Figure 2 Theoretical Survival Curves for an Animal Become Progressively More Rectangular as the Environment Progresses From Wild to Domestic

Source: Redrawn from G. A. Sacher, “Life Table Modification and Life Prolongation,” in C. E. Finch and L. Hayflick, eds., Handbook of Aging, Van Nostrand Reinhold, 1977.

Description

Figure 3 The Linear Decline of Organ Function With Age

Source: U.S. Bureau of Health Statistics. Redrawn from N. Shock, “Discussion on Mortality and Measurement of Aging,” in B. L. Strehler, S. D. Ebert, H. B. Glass, and N. W. Shock, eds., The Biology of Aging: A Symposium. Copyright © 1960, American Institute of Biological Sciences.

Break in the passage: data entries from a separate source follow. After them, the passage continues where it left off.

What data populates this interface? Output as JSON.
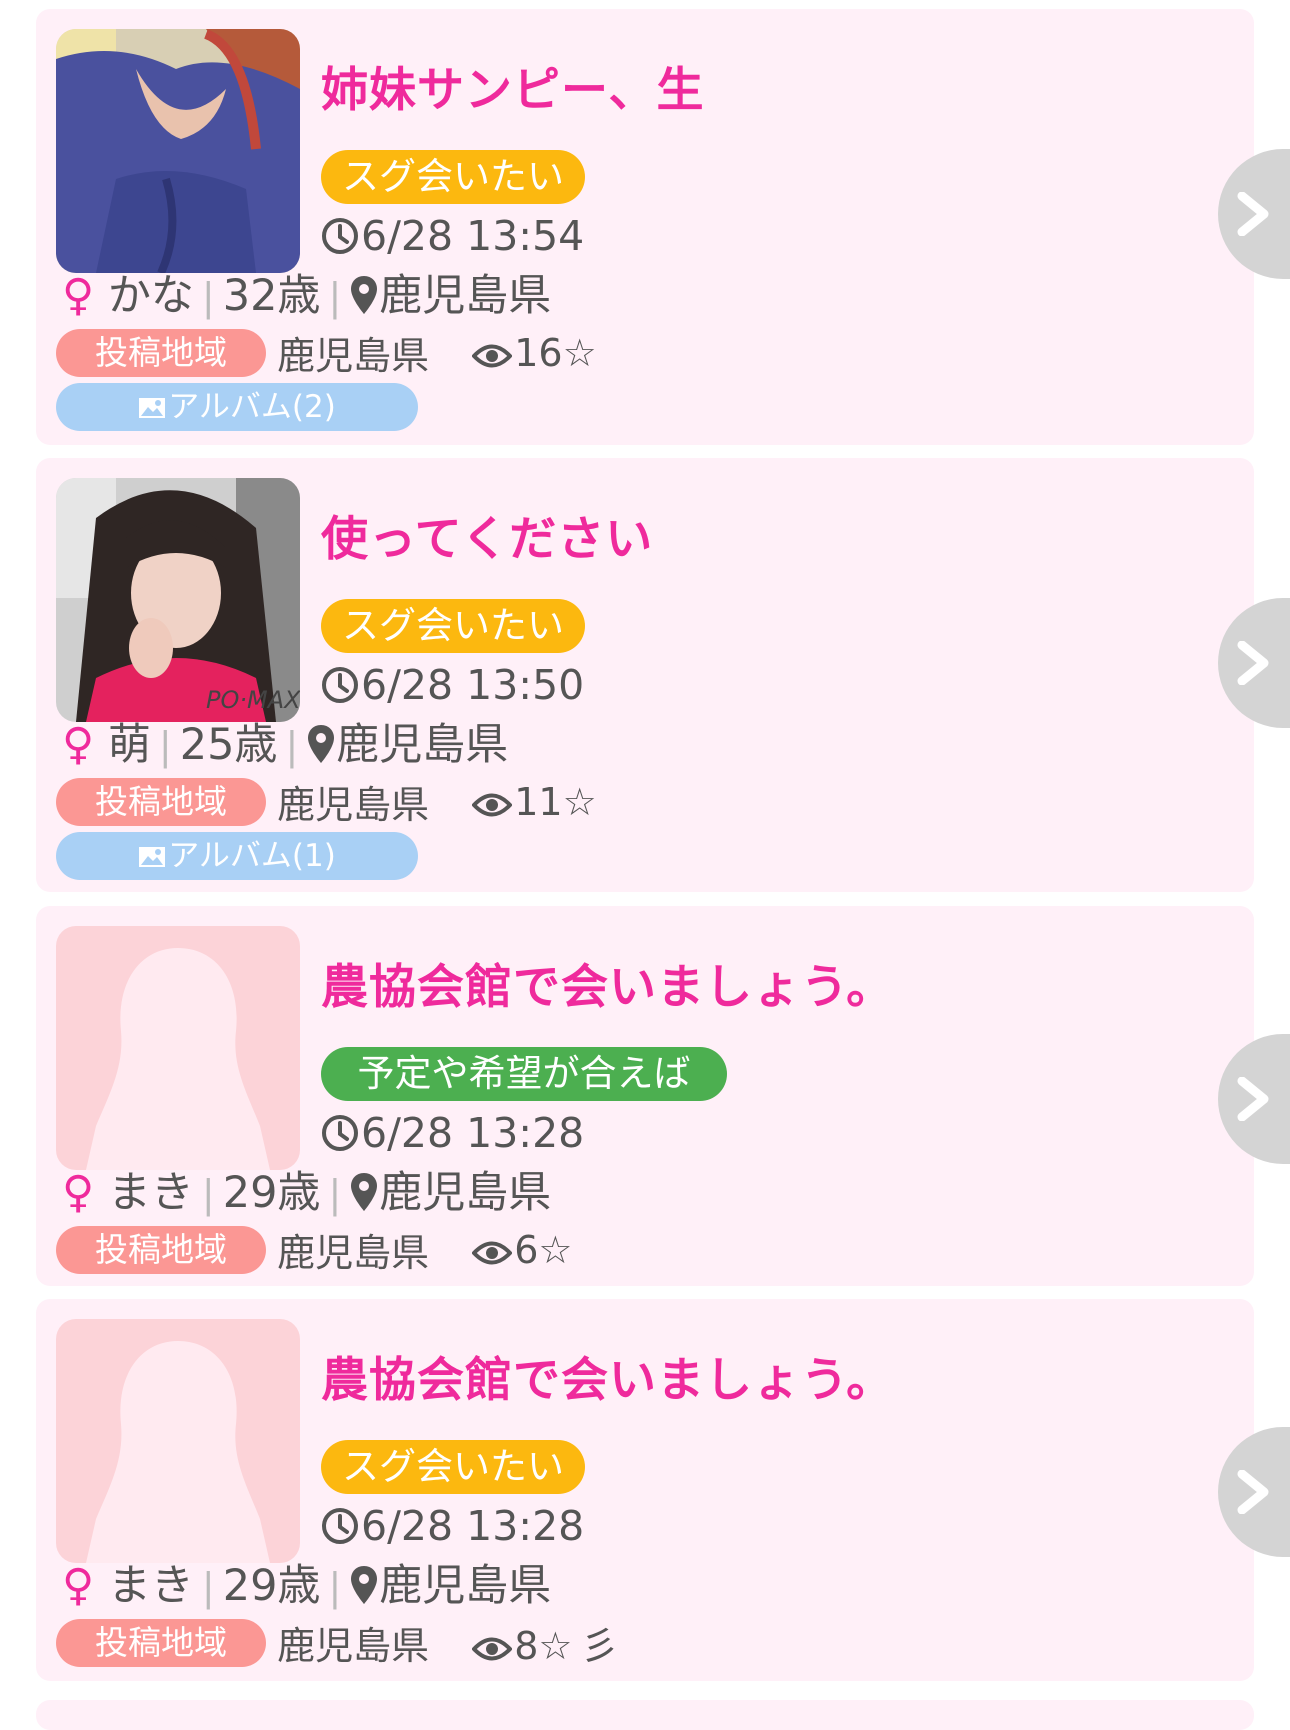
{
  "posts": [
    {
      "title": "姉妹サンピー、生",
      "tag": "スグ会いたい",
      "tag_color": "#fcb80f",
      "time": "6/28 13:54",
      "gender_symbol": "♀",
      "name": "かな",
      "age": "32歳",
      "location": "鹿児島県",
      "region_label": "投稿地域",
      "region": "鹿児島県",
      "views": "16",
      "star": "☆",
      "album": "アルバム(2)",
      "photo": "photo-woman-blue-top"
    },
    {
      "title": "使ってください",
      "tag": "スグ会いたい",
      "tag_color": "#fcb80f",
      "time": "6/28 13:50",
      "gender_symbol": "♀",
      "name": "萌",
      "age": "25歳",
      "location": "鹿児島県",
      "region_label": "投稿地域",
      "region": "鹿児島県",
      "views": "11",
      "star": "☆",
      "album": "アルバム(1)",
      "photo": "photo-woman-red-top"
    },
    {
      "title": "農協会館で会いましょう。",
      "tag": "予定や希望が合えば",
      "tag_color": "#4caf50",
      "time": "6/28 13:28",
      "gender_symbol": "♀",
      "name": "まき",
      "age": "29歳",
      "location": "鹿児島県",
      "region_label": "投稿地域",
      "region": "鹿児島県",
      "views": "6",
      "star": "☆",
      "photo": "silhouette-placeholder"
    },
    {
      "title": "農協会館で会いましょう。",
      "tag": "スグ会いたい",
      "tag_color": "#fcb80f",
      "time": "6/28 13:28",
      "gender_symbol": "♀",
      "name": "まき",
      "age": "29歳",
      "location": "鹿児島県",
      "region_label": "投稿地域",
      "region": "鹿児島県",
      "views": "8",
      "star": "☆",
      "extra_glyph": "彡",
      "photo": "silhouette-placeholder"
    }
  ],
  "colors": {
    "card_bg": "#fff0f8",
    "title": "#ef2a9c",
    "region_badge": "#fb9794",
    "album_badge": "#a9d0f5",
    "arrow_bg": "#d4d4d4"
  },
  "icons": {
    "time": "clock-icon",
    "location": "map-pin-icon",
    "views": "eye-icon",
    "album": "image-icon",
    "next": "chevron-right-icon"
  }
}
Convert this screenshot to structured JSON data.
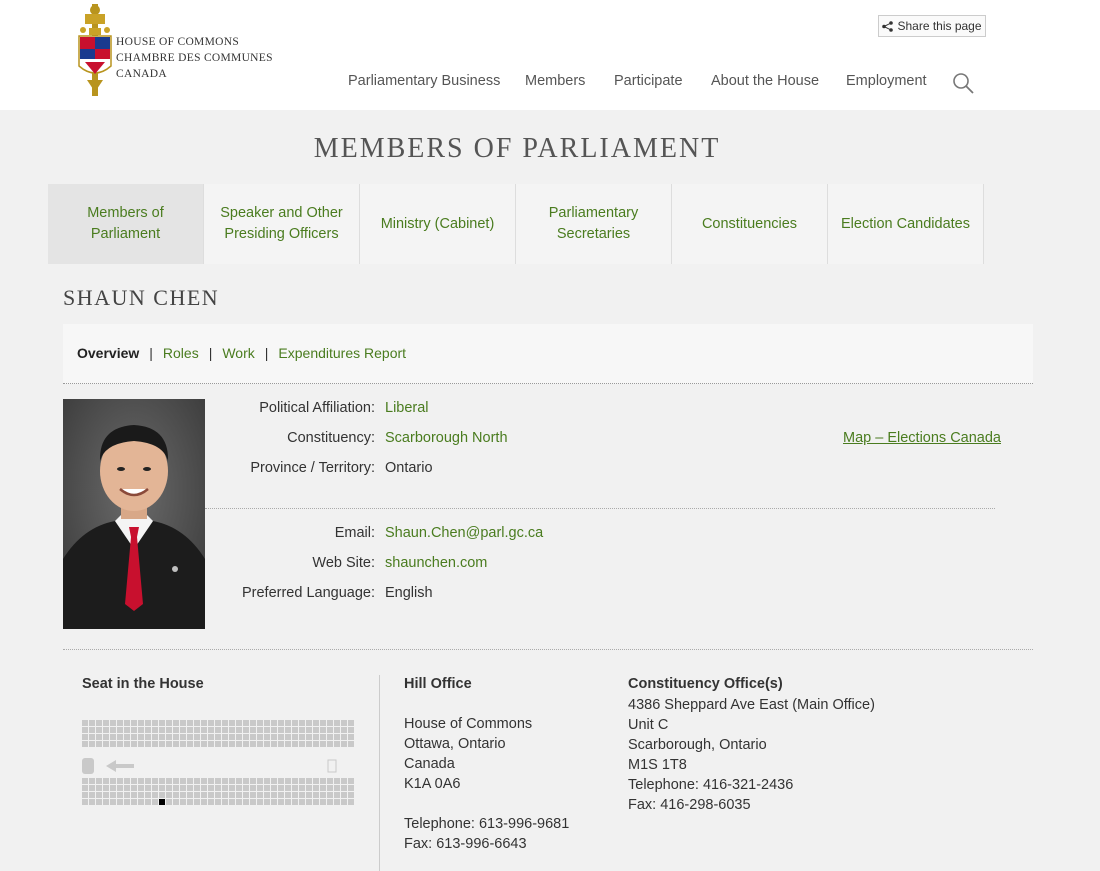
{
  "header": {
    "logo_lines": [
      "HOUSE OF COMMONS",
      "CHAMBRE DES COMMUNES",
      "CANADA"
    ],
    "share_label": "Share this page",
    "nav": [
      "Parliamentary Business",
      "Members",
      "Participate",
      "About the House",
      "Employment"
    ],
    "search_icon": "search-icon"
  },
  "page_title": "MEMBERS OF PARLIAMENT",
  "tabs": [
    {
      "label": "Members of Parliament",
      "active": true
    },
    {
      "label": "Speaker and Other Presiding Officers",
      "active": false
    },
    {
      "label": "Ministry (Cabinet)",
      "active": false
    },
    {
      "label": "Parliamentary Secretaries",
      "active": false
    },
    {
      "label": "Constituencies",
      "active": false
    },
    {
      "label": "Election Candidates",
      "active": false
    }
  ],
  "mp_name": "SHAUN CHEN",
  "profile_tabs": [
    "Overview",
    "Roles",
    "Work",
    "Expenditures Report"
  ],
  "details": {
    "affiliation_label": "Political Affiliation:",
    "affiliation": "Liberal",
    "constituency_label": "Constituency:",
    "constituency": "Scarborough North",
    "province_label": "Province / Territory:",
    "province": "Ontario",
    "map_link": "Map – Elections Canada",
    "email_label": "Email:",
    "email": "Shaun.Chen@parl.gc.ca",
    "website_label": "Web Site:",
    "website": "shaunchen.com",
    "language_label": "Preferred Language:",
    "language": "English"
  },
  "seat": {
    "title": "Seat in the House"
  },
  "hill_office": {
    "title": "Hill Office",
    "lines": [
      "House of Commons",
      "Ottawa, Ontario",
      "Canada",
      "K1A 0A6"
    ],
    "telephone": "Telephone: 613-996-9681",
    "fax": "Fax: 613-996-6643"
  },
  "constituency_office": {
    "title": "Constituency Office(s)",
    "lines": [
      "4386 Sheppard Ave East (Main Office)",
      "Unit C",
      "Scarborough, Ontario",
      "M1S 1T8",
      "Telephone: 416-321-2436",
      "Fax: 416-298-6035"
    ]
  },
  "colors": {
    "link": "#4a7c1f",
    "background": "#f1f1f1"
  }
}
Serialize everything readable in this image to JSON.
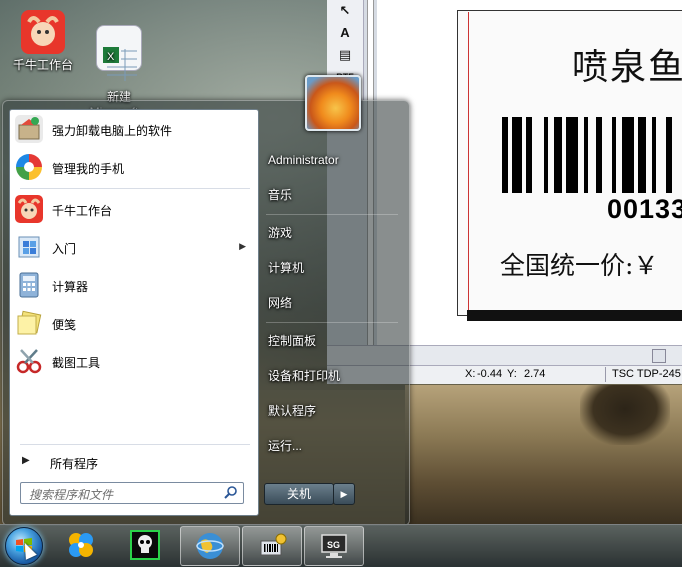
{
  "desktop": {
    "icons": [
      {
        "label": "千牛工作台",
        "icon": "qianniu-icon"
      },
      {
        "label": "新建\nMicrosoft...",
        "icon": "excel-file-icon"
      }
    ]
  },
  "label_editor": {
    "toolbar": [
      "A",
      "RTF"
    ],
    "label": {
      "title": "喷泉鱼",
      "barcode_number": "00133",
      "price": "全国统一价:￥"
    },
    "status": {
      "x_label": "X:",
      "x_value": "-0.44",
      "y_label": "Y:",
      "y_value": "2.74",
      "printer": "TSC TDP-245"
    }
  },
  "start_menu": {
    "programs": [
      {
        "label": "强力卸载电脑上的软件",
        "icon": "uninstall-icon"
      },
      {
        "label": "管理我的手机",
        "icon": "phone-manager-icon"
      },
      {
        "label": "千牛工作台",
        "icon": "qianniu-icon"
      },
      {
        "label": "入门",
        "icon": "getting-started-icon",
        "has_submenu": true
      },
      {
        "label": "计算器",
        "icon": "calculator-icon"
      },
      {
        "label": "便笺",
        "icon": "sticky-notes-icon"
      },
      {
        "label": "截图工具",
        "icon": "snipping-tool-icon"
      }
    ],
    "all_programs": "所有程序",
    "search_placeholder": "搜索程序和文件",
    "right_items": [
      "Administrator",
      "音乐",
      "游戏",
      "计算机",
      "网络",
      "控制面板",
      "设备和打印机",
      "默认程序",
      "运行..."
    ],
    "shutdown_label": "关机"
  },
  "taskbar": {
    "buttons": [
      "start-orb",
      "pinned-app-1",
      "pinned-app-2",
      "pinned-app-3",
      "pinned-app-4",
      "pinned-app-5"
    ]
  },
  "colors": {
    "accent": "#1b5ea8",
    "start_menu_glass": "#2f3b3e"
  }
}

Normal, healthy organisms maintain an excess organ reserve beyond immediate functional needs. We have four to ten times as much reserve function as we need in the resting state. The heart during exercise can increase its output sixfold or more. The kidneys can still excrete waste products adequately if five-sixths of the functional units, the nephrons, are destroyed. Surgeons can remove one entire lung, and sometimes part of the second, and still have an operative success. Three-fourths of the liver can be removed, under some circumstances, and life is still maintained.

However, the mean level of reserve in many of our organs declines as we grow older. We seldom notice this gradual loss of our organ reserve. Only in the circumstances of exceptional stress do we need all that excess function anyway. Shock and others suggest that the decline may be plotted as a straight line.